If you use XEngine in your work, please cite us with:

@article{10.1145/3568956,
  author          = {Schuler, Manuela and Membarth, Richard and Slusallek, Philipp},
  title           = {{XEngine}: Optimal Tensor Rematerialization for Neural Networks in Heterogeneous Environments},
  year            = {2022},
  issue_date      = {March 2023},
  publisher       = {Association for Computing Machinery},
  address         = {New York, NY, USA},
  volume          = {20},
  number          = {1},
  issn            = {1544-3566},
  url             = {https://doi.org/10.1145/3568956},
  doi             = {10.1145/3568956},
  journal         = {ACM Transactions on Architecture and Code Optimization (TACO)},
  month           = {dec},
  articleno       = {17},
  numpages        = {25},
  keywords        = {Rematerialization, heterogeneous computing, memory management, neural networks, integer linear programming}
}

Clone the repository:

git clone git@github.com:ManuelaSchuler/xengine.git --recurse-submodules
cd xengine

Set the paths to ONEDNN_HOME, GUROBI_HOME, CBC_HOME in prepare.sh

  • set ONEDNN_HOME to Install folder of local oneDNN-Installation
  • set GUROBI_HOME to [gurobi]/linux64
  • set CBC_HOME to [CBC]/dist and source the prepare.sh file:
source prepare.sh

Build the project.

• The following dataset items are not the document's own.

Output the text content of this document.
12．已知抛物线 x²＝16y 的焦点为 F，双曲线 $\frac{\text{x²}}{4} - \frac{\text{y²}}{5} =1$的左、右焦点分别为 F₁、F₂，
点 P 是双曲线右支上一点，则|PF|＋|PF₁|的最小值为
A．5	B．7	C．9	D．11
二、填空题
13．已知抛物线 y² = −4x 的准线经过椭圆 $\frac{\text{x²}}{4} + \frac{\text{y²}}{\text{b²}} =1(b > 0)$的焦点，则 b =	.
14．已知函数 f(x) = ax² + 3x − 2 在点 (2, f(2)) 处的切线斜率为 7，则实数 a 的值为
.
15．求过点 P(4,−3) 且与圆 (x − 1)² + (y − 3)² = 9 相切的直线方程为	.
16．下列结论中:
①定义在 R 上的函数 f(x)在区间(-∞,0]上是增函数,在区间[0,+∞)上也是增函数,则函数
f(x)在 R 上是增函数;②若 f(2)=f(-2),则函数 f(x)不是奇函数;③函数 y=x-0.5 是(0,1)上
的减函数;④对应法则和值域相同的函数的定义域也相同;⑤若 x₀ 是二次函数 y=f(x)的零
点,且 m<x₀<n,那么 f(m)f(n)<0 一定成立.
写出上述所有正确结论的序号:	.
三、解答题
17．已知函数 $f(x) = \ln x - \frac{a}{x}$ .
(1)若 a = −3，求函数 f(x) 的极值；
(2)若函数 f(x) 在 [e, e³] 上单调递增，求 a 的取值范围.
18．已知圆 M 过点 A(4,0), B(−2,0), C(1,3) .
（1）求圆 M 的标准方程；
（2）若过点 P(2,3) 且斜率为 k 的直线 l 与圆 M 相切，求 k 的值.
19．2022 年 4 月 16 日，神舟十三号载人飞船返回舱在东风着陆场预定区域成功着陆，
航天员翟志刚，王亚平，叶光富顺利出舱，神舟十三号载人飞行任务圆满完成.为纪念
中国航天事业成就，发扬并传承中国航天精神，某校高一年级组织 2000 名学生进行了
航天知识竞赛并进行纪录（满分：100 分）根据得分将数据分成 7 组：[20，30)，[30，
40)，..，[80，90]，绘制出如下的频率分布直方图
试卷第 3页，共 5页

Select between "0=no Solver", "1=CBC-Only", "2=Gurobi-Only", "3=CBC+Gurobi".

Default: 0=no Solver:

./build.sh [0|1|2|3]

Prerequisites and dependencies:

on the Intel DevCloud

In case you are on the Intel-DevCloud, level-zero and the oneAPI Toolkit are already installed. You can skip the next two steps and directly jump to the oneDNN-Installation.

level zero

This is a dependency of the oneDNN Library. Download level-zero from:

https://github.com/oneapi-src/level-zero/releases/

This repository was tested with level-zero version v1.3-r1.3.0. Go to the folder and build and install the level-zero library:

mkdir build && cd build && cmake .. && make -j && sudo make install

oneAPI Base Toolkit

Download the oneAPI Toolkit from:

https://software.intel.com/content/www/us/en/develop/tools/oneapi/base-toolkit.html

Follow the instructions (default installation under: /opt/intel/oneapi) and customize the installation

export ONEAPI_HOME=/opt/intel/oneapi
source $ONEAPI_HOME/setupvars.sh

oneDNN Deep Neural Network Library - Version 2.5

git clone https://github.com/oneapi-src/oneDNN.git -b rls-v2.5
cd oneDNN
mkdir build && cd build
export CC=icx
export CXX=icx
export ONEDNN_HOME=[output folder for oneDNN installation]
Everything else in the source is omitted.